Anything that is written below this line is my initial explanation of the problem I was having, which actually isn't a very good explanation of the problem I was having, I realize now, much later.
I have this small problem in my code when I want runtime to be equal to runtime plus how long the device has been turned on. But I don't know how to add the variables together. This is my full code. Any help is appreciated
Just one more question when I'm already creating a thread. Is there a way to get a bar graph in the serial monitor in the Arduino IDE? Because the example bar graph sketch that they give you requires you to use different software, and it doesn't work like I want it to. I want it to just be like the bar graph you use on an LCD display?

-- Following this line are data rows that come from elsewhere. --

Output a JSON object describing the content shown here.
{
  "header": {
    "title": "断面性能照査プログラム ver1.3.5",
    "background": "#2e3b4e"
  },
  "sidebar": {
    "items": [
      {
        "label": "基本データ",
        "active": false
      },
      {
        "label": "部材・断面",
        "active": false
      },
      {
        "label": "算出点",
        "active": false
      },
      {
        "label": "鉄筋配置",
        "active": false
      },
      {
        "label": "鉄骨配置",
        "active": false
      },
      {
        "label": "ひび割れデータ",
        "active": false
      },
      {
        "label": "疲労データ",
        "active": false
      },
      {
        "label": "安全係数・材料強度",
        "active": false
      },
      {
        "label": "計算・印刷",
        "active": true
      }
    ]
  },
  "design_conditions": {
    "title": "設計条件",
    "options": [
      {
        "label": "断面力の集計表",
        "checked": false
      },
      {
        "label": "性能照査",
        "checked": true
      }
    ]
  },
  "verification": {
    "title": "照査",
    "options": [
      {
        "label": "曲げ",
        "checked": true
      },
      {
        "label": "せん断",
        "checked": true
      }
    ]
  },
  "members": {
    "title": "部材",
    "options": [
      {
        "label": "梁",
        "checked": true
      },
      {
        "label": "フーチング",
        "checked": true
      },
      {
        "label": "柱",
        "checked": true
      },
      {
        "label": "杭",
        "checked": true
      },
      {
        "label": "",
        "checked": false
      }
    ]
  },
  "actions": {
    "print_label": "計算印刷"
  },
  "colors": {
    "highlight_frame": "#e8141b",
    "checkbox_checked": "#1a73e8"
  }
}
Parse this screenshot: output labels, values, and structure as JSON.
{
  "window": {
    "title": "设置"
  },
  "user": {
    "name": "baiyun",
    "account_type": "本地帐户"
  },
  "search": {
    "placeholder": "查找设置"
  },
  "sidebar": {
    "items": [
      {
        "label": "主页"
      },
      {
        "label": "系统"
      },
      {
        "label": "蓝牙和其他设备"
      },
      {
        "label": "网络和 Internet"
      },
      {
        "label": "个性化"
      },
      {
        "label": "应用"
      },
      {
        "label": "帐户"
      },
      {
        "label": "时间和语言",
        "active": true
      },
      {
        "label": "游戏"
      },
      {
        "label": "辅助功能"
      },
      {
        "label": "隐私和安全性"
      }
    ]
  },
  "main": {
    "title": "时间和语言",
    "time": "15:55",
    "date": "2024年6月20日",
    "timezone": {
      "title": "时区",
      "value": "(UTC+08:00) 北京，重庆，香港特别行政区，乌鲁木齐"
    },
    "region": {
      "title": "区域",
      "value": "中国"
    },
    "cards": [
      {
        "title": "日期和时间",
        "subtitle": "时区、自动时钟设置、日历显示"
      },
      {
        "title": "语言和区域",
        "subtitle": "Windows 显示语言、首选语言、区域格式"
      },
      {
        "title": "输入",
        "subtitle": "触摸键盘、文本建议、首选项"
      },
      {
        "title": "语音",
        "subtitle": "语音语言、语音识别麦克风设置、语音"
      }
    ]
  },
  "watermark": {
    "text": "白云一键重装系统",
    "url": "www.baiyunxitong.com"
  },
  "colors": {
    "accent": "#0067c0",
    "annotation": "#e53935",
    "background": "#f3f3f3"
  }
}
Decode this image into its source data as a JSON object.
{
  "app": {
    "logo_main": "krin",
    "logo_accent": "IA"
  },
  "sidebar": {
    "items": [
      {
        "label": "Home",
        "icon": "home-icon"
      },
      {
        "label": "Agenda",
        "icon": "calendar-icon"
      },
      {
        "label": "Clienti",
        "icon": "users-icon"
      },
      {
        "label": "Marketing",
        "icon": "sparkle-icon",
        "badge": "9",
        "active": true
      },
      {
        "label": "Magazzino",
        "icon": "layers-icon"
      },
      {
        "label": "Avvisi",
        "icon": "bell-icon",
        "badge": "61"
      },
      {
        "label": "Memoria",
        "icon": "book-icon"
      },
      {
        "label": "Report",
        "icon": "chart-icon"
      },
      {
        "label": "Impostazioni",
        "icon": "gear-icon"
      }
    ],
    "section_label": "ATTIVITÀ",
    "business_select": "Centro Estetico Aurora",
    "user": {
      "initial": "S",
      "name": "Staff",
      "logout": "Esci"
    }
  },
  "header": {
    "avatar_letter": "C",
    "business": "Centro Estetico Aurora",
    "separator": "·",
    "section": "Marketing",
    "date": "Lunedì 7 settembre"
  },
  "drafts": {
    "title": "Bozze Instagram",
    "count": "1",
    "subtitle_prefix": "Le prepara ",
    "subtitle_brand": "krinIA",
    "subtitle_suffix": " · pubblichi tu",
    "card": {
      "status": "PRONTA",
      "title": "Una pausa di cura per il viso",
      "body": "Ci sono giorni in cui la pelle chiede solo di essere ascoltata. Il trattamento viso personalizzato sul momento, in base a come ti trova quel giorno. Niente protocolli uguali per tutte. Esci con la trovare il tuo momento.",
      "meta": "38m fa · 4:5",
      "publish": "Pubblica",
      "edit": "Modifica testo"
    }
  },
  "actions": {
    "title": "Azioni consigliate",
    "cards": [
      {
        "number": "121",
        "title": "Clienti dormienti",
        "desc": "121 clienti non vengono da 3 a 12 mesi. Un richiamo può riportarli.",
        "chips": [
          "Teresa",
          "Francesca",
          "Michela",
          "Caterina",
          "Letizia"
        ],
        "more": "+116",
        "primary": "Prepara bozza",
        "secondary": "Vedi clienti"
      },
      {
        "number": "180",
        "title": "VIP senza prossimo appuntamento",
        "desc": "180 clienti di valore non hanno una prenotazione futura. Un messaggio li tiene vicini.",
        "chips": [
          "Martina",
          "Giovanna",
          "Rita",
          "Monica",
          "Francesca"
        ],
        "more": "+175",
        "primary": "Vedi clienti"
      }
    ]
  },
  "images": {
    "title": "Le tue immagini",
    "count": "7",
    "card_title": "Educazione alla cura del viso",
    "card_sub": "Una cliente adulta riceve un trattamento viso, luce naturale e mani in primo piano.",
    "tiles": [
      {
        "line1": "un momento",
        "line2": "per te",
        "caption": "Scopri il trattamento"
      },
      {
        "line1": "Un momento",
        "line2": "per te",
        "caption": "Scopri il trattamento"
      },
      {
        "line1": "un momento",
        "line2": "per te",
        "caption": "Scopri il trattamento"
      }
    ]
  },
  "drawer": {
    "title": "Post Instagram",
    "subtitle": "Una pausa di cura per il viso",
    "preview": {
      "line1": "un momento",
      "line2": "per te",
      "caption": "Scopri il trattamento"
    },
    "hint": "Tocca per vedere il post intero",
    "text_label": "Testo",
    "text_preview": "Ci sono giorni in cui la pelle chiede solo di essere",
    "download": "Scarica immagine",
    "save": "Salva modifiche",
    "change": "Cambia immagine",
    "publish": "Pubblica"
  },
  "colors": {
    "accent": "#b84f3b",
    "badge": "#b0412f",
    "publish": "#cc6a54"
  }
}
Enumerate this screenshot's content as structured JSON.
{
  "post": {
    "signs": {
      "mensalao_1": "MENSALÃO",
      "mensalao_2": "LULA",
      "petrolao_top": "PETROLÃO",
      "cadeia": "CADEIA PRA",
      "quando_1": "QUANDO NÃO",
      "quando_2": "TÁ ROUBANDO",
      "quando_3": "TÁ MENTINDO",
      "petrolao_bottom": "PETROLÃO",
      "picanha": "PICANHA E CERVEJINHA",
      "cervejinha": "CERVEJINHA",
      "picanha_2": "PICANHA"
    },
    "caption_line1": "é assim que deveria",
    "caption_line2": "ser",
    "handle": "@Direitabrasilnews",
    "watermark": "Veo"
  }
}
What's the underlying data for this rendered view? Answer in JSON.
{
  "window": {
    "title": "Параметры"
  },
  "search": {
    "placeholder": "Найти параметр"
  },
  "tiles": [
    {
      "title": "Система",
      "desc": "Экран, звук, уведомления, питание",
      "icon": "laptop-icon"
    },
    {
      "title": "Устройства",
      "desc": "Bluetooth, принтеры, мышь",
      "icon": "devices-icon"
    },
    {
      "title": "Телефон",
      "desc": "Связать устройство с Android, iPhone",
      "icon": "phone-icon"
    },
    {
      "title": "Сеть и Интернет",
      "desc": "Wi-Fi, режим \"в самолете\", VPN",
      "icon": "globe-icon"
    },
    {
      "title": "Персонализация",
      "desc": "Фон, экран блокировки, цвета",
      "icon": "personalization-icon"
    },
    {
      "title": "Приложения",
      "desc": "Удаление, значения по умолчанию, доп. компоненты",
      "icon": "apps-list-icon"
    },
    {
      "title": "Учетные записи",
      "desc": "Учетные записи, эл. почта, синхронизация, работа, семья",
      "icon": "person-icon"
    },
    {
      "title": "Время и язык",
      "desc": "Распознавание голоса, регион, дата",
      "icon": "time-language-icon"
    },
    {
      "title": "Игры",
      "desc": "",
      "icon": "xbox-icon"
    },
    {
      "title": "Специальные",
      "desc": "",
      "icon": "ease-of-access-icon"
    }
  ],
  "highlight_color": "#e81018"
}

const int analogWriteSpeed = 55;
const int motorpin1 = 5; // Example valid pin number
const int motorpin2 = 6; // Example valid pin number
const int buttonPin = 2; // Pin where the button is connected
unsigned long shortPressCount = 0;
unsigned long runtime = 0;
unsigned long buttonPressTime = 0;
const long timeupdatedelay = 60000;
bool motorstart = false;
int bitch;
void shortPressAction();
void longPressAction();
void setup() {
Serial.begin(9600);
while (Serial) {}
Serial.println("hello world");
pinMode(motorpin1, OUTPUT);
pinMode(motorpin2, OUTPUT);
pinMode(buttonPin, INPUT_PULLUP); // Using internal pull-up resistor
}
void loop() {
bool buttonState = digitalRead(buttonPin);
//Serial.println(buttonState);
delay(100);
if (buttonState == HIGH ) {
bitch = millis();
while(digitalRead(buttonPin) == HIGH){
delay(100);
Serial.println("help");
}
if(millis() - bitch >= 3000) {
//Serial.println("Long press triggered?");
longPressAction();
}
if (millis() - bitch >= 50 ) {
motorstart = true;
}
}
//This is the bottom of void loop
}
void loop1(){
if (millis() - runtime >= timeupdatedelay ) {
runtime += millis()
Serial.println("runtime update");
}
if (motorstart == true) {
shortPressAction();
}
delay(100);
}
void longPressAction() {
Serial.begin(9600);
Serial.println("Long press action triggered");
analogWriteSpeed += 10;
if (Serial) {
unsigned long totalMinutes = runtime / 60000;
unsigned long minutes = totalMinutes % 60;
unsigned long totalHours = totalMinutes / 60;
unsigned long hours = totalHours % 24;
unsigned long days = totalHours / 24;
Serial.print("Device run time: ");
Serial.print(days);
Serial.print(" days, ");
Serial.print(hours);
Serial.print(" hours, ");
Serial.print(minutes);
Serial.println(" minutes");
Serial.print("Short press action triggered ");
Serial.print(shortPressCount);
Serial.println(" times");
}
}
void shortPressAction(){
Serial.println("shortPressAction triggered");
shortPressCount ++;
for (int i = 0; i < 10; i++) {
digitalWrite(LED_BUILTIN, LOW);
analogWrite(motorpin1, analogWriteSpeed);
delay(2000);
digitalWrite(motorpin1, LOW);
delay(1000);
digitalWrite(LED_BUILTIN, HIGH);
analogWrite(motorpin2, analogWriteSpeed);
delay(2000);
digitalWrite(motorpin2, LOW);
delay(1000);
}
motorstart = false;
digitalWrite(LED_BUILTIN, LOW);
}